Il est prévu que les mesures spéciales d'urgence s'appliquent sur tout le territoire, à l’exception des MRC de Matane, La Matapédia et La Mitis, jusqu'au samedi 15 mai à 00 h 01.

Le nombre de nouveaux cas dans la MRC de Rimouski-Neigette est en baisse depuis vendredi dernier. Au cours des quatre derniers jours, 15 cas ont été recensés.

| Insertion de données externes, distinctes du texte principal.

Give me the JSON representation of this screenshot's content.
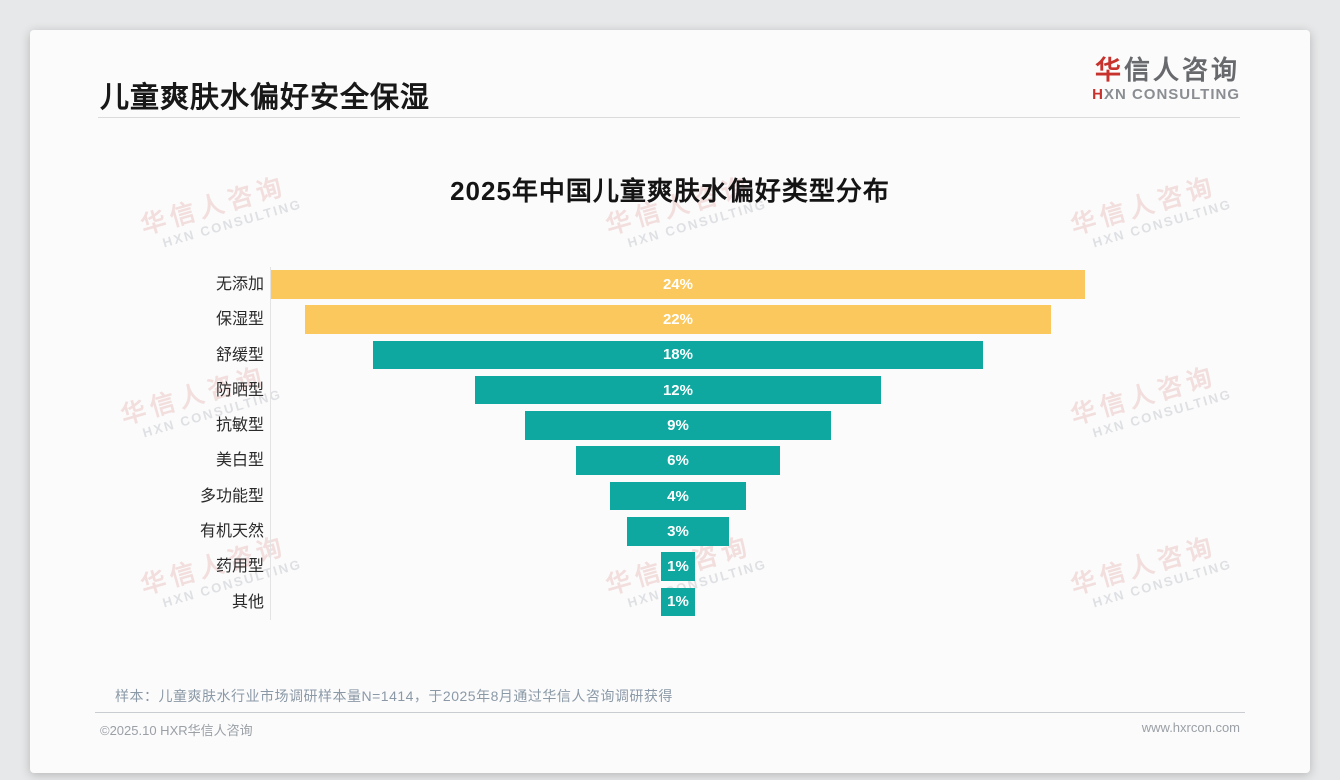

«J'étais tout à fait d'accord avec la décision de la santé publique d'imposer des mesures, mais si on réussit à juguler le nombre de cas, comme c'est le cas présentement [...] j'ai espoir que rapidement le gouvernement va pouvoir lever ses mesures spéciales pour le territoire de Rimouski-Neigette», a ajouté le maire de Rimouski.

Selon les données de l'INSPQ, le taux de cas actifs par 100 000 habitants se trouvait à 133,2 lundi dans Rimouski-Neigette. Dans les MRC de l'ouest, les ratios sont beaucoup plus élevés. Dans le Témiscouata, on comptait 421,2 cas actifs pour 100 000 habitants lundi.

Le préfet de la MRC de Rimouski-Neigette Francis St-Pierre soutient que la fermeture des commerces non essentiels à cette période-ci de l'année coûte très cher aux commerçants.

«La période du printemps, c'est une période où nos commerces sont très achalandés et si ces achats-là ne se font pas sur le territoire, ils vont se faire par Internet et cet argent-là ne sera pas investi dans l'économie locale. Si les cas justifiaient que l'on maintienne ces mesures extrêmes, je serais d'accord, mais ce n'est pas ce que l'on constate», a exprimé Francis St-Pierre.

Pour la direction de la santé publique du Bas-Saint-Laurent, la réévaluation prochaine des mesures d'urgence ne semble pas être une option.

«Ces mesures sont en place pour 14 jours et la pertinence de celles-ci sera réévaluée à la fin de cette période», a spécifié le conseiller aux relations médias du Centre intégré de santé et de services sociaux (CISSS) du Bas-Saint-Laurent, Gilles Turmel.

Rappelons que depuis samedi dernier, le couvre-feu est à 20 heures, les commerces non essentiels sont fermés et les jeunes du secondaire doivent suivre leurs cours à distance.